If we have metrics like that, it changes how risk management should work in the projects as well. Often we witness a risk management theater: boxes are checked so that when something goes wrong, it can be said that at least we followed the process. Instead of that, risk management could monitor team delivery by monitoring stability and quality using 4 key metrics, and communicating to the management if teams need support implementing Continuous Delivery (CD) or lean manufacturing practices which are capabilities related to high-performance. This means that we also need transformational leadership.

Transformational leadership is necessary for high-performance

I recommend “Accelerate” especially for leadership positions because they play a vital role in how organizations work. Even if there is a high-performing team in the organization, not having leadership’s support the team may burn out, lose their motivation, or simply face obstacles like lack of tools or organizational limitations on the journey to deliver fast, quality software. Here I remember an anecdote about a company’s CEO asking another company’s CEO about their success in having high-performing teams: “Where did you hire such extraordinary talent from?”. The successful CEO said: “I hired them from you.” All employees want to do the best they can at work, the question is if they are having a great environment and support to be their best selves.

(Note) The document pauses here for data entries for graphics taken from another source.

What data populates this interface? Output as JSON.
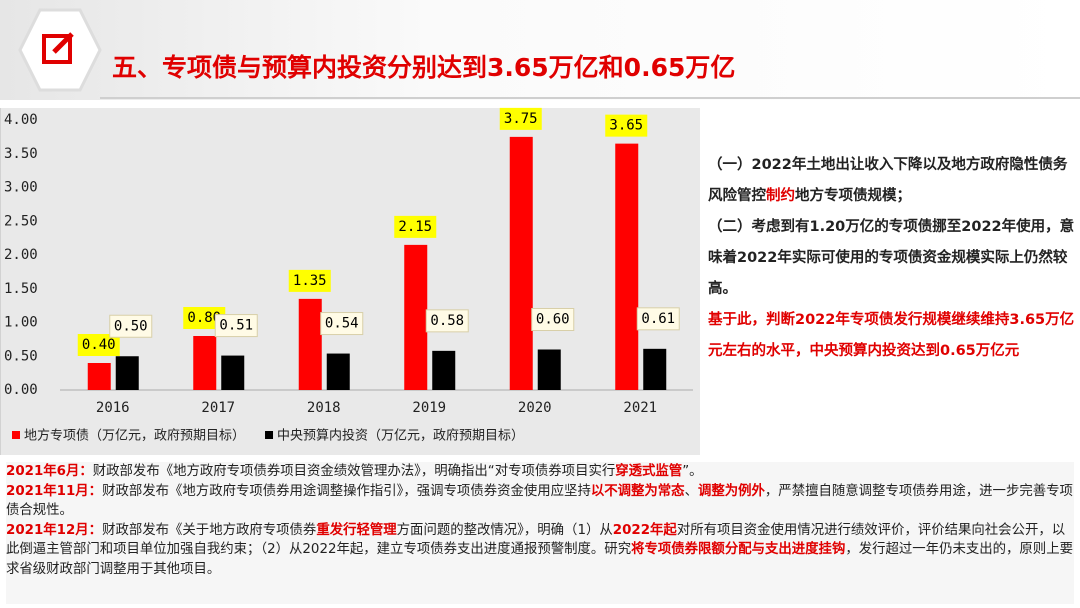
{
  "header": {
    "title": "五、专项债与预算内投资分别达到3.65万亿和0.65万亿"
  },
  "chart_data": {
    "type": "bar",
    "categories": [
      "2016",
      "2017",
      "2018",
      "2019",
      "2020",
      "2021"
    ],
    "series": [
      {
        "name": "地方专项债（万亿元，政府预期目标）",
        "color": "#ff0000",
        "values": [
          0.4,
          0.8,
          1.35,
          2.15,
          3.75,
          3.65
        ],
        "value_labels": [
          "0.40",
          "0.80",
          "1.35",
          "2.15",
          "3.75",
          "3.65"
        ]
      },
      {
        "name": "中央预算内投资（万亿元，政府预期目标）",
        "color": "#000000",
        "values": [
          0.5,
          0.51,
          0.54,
          0.58,
          0.6,
          0.61
        ],
        "value_labels": [
          "0.50",
          "0.51",
          "0.54",
          "0.58",
          "0.60",
          "0.61"
        ]
      }
    ],
    "ylim": [
      0,
      4
    ],
    "yticks": [
      {
        "value": 0,
        "label": "0.00"
      },
      {
        "value": 0.5,
        "label": "0.50"
      },
      {
        "value": 1,
        "label": "1.00"
      },
      {
        "value": 1.5,
        "label": "1.50"
      },
      {
        "value": 2,
        "label": "2.00"
      },
      {
        "value": 2.5,
        "label": "2.50"
      },
      {
        "value": 3,
        "label": "3.00"
      },
      {
        "value": 3.5,
        "label": "3.50"
      },
      {
        "value": 4,
        "label": "4.00"
      }
    ],
    "grid": false,
    "legend": "bottom"
  },
  "side_text": {
    "paragraphs": [
      [
        {
          "text": "（一）2022年土地出让收入下降以及地方政府隐性债务风险管控",
          "color": "#222222",
          "bold": true
        },
        {
          "text": "制约",
          "color": "#e00000",
          "bold": true
        },
        {
          "text": "地方专项债规模；",
          "color": "#222222",
          "bold": true
        }
      ],
      [
        {
          "text": "（二）考虑到有1.20万亿的专项债挪至2022年使用，意味着2022年实际可使用的专项债资金规模实际上仍然较高。",
          "color": "#222222",
          "bold": true
        }
      ],
      [
        {
          "text": "基于此，判断2022年专项债发行规模继续维持3.65万亿元左右的水平，中央预算内投资达到0.65万亿元",
          "color": "#e00000",
          "bold": true
        }
      ]
    ]
  },
  "bottom_text": {
    "paragraphs": [
      [
        {
          "text": "2021年6月：",
          "color": "#e00000",
          "bold": true
        },
        {
          "text": "财政部发布《地方政府专项债券项目资金绩效管理办法》，明确指出“对专项债券项目实行",
          "color": "#222222",
          "bold": false
        },
        {
          "text": "穿透式监管",
          "color": "#e00000",
          "bold": true
        },
        {
          "text": "”。",
          "color": "#222222",
          "bold": false
        }
      ],
      [
        {
          "text": "2021年11月：",
          "color": "#e00000",
          "bold": true
        },
        {
          "text": "财政部发布《地方政府专项债券用途调整操作指引》，强调专项债券资金使用应坚持",
          "color": "#222222",
          "bold": false
        },
        {
          "text": "以不调整为常态",
          "color": "#e00000",
          "bold": true
        },
        {
          "text": "、",
          "color": "#222222",
          "bold": false
        },
        {
          "text": "调整为例外",
          "color": "#e00000",
          "bold": true
        },
        {
          "text": "，严禁擅自随意调整专项债券用途，进一步完善专项债合规性。",
          "color": "#222222",
          "bold": false
        }
      ],
      [
        {
          "text": "2021年12月：",
          "color": "#e00000",
          "bold": true
        },
        {
          "text": "财政部发布《关于地方政府专项债券",
          "color": "#222222",
          "bold": false
        },
        {
          "text": "重发行轻管理",
          "color": "#e00000",
          "bold": true
        },
        {
          "text": "方面问题的整改情况》，明确（1）从",
          "color": "#222222",
          "bold": false
        },
        {
          "text": "2022年起",
          "color": "#e00000",
          "bold": true
        },
        {
          "text": "对所有项目资金使用情况进行绩效评价，评价结果向社会公开，以此倒逼主管部门和项目单位加强自我约束；（2）从2022年起，建立专项债券支出进度通报预警制度。研究",
          "color": "#222222",
          "bold": false
        },
        {
          "text": "将专项债券限额分配与支出进度挂钩",
          "color": "#e00000",
          "bold": true
        },
        {
          "text": "，发行超过一年仍未支出的，原则上要求省级财政部门调整用于其他项目。",
          "color": "#222222",
          "bold": false
        }
      ]
    ]
  }
}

The authors in “Accelerate” present the Westrum organizational typology model and based on research the highest performers are found in generative organizations.

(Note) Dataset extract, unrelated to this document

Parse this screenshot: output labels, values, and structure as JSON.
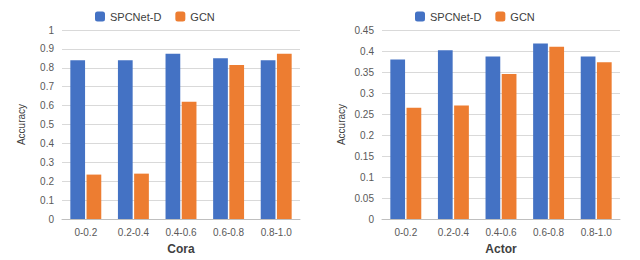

Westrum organizational typology model The Westrum organizational typology model: How organizations process information (Source: Ron Westrum, “A typology of organization cultures”)

Transformational leadership is necessary for high-performing organizations.

Five characteristics of a transformational leader (Rafferty and Griffin 2004):
1) Vision
2) Inspirational communication
3) Intellectual stimulation
4) Supportive leadership
5) Personal recognition

Do leaders have a clear vision? Is success based on correct measures? Are leaders transformational by getting the best out of the employees? Asking these questions can help leaders to embrace a learning mindset involving continuous improvement.

In the third part of the book, there is a case study contributed by Steve Bell and Karen Whitley Bell. I found it to be a great example of how much leaders can make a difference. Here’s a quote from that part:

“Our tribe lead, Jannes, went to the squads and said, ‘If the quality isn’t there, don’t release. I’ll cover your back.’ So, we felt we owned quality. That helped us to do the rights things” Too often, quality is overshadowed by the pressure for speed. A courageous and supportive leader is crucial to help teams “slow down to speed up,” providing them with the permission and safety to put quality first (fit for use and purpose) which, in the long run, improves speed, consistency, and capacity while reducing cost, delays, and rework.

Conclusion

“Accelerate” is a book that proves with data what builds and scales high performing technology organizations. It is full of condensed “secrets” of high-performing teams based on the research which serves as scientific proof of why certain capabilities and practices contribute to creating better, faster, and stronger software delivery.